Brazil illustrates the dual dynamic. Treasury Secretary Rogério Ceron said the Iran conflict could shorten the upcoming rate-cutting cycle, expected to begin March 17–18 from a Selic rate of 15%. Economists had forecast seven cuts to 12% by year-end. But higher oil prices also boost government revenue through royalties and Petrobras dividends — a silver lining echoing the 2022–2023 dynamic after Russia’s invasion of Ukraine.
The Oil Variable
The scale of the threat depends entirely on duration. Brent crude surged as much as 13% on Monday to $77.77 per barrel, with JPMorgan warning that if disruptions to the Strait of Hormuz extend beyond three weeks, Gulf producers could exhaust storage capacity and be forced to shut in output, pushing prices to $100–$120. Capital Economics estimates that a sustained conflict could add 0.6 to 0.7 percentage points to global inflation. Oxford Economics projects the conflict will last one to three weeks but no more than two months.

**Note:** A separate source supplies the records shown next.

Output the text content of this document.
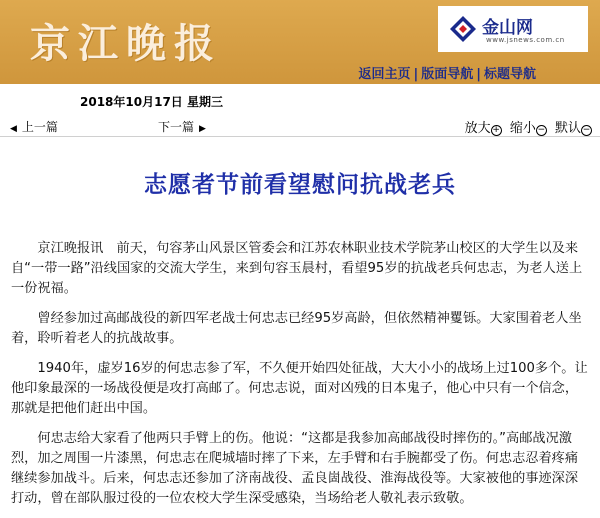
京江晚报	金山网
www.jsnews.com.cn
返回主页 | 版面导航 | 标题导航
2018年10月17日 星期三
◀ 上一篇	下一篇 ▶	放大 + 缩小 − 默认 −
志愿者节前看望慰问抗战老兵

京江晚报讯　前天，句容茅山风景区管委会和江苏农林职业技术学院茅山校区的大学生以及来自“一带一路”沿线国家的交流大学生，来到句容玉晨村，看望95岁的抗战老兵何忠志，为老人送上一份祝福。

曾经参加过高邮战役的新四军老战士何忠志已经95岁高龄，但依然精神矍铄。大家围着老人坐着，聆听着老人的抗战故事。

1940年，虚岁16岁的何忠志参了军，不久便开始四处征战，大大小小的战场上过100多个。让他印象最深的一场战役便是攻打高邮了。何忠志说，面对凶残的日本鬼子，他心中只有一个信念，那就是把他们赶出中国。

何忠志给大家看了他两只手臂上的伤。他说：“这都是我参加高邮战役时摔伤的。”高邮战况激烈，加之周围一片漆黑，何忠志在爬城墙时摔了下来，左手臂和右手腕都受了伤。何忠志忍着疼痛继续参加战斗。后来，何忠志还参加了济南战役、孟良崮战役、淮海战役等。大家被他的事迹深深打动，曾在部队服过役的一位农校大学生深受感染，当场给老人敬礼表示致敬。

Structural Case Intact, for Now
JPMorgan’s strategists stressed that their fundamental thesis has not changed. The structural case for emerging market fixed income remains positive, they wrote, but markets are poorly positioned for this kind of short-term shock, with EM currencies heavily positioned, local rates already pricing in cuts, and credit spreads at elevated levels.
The message amounts to a tactical pause rather than a strategic reversal. For Latin America, the combination of commodity exposure, rate cushions, and geographic distance from the conflict zone may prove to be exactly the insulation investors need. The question is how long the war lasts — and whether oil markets can absorb the answer.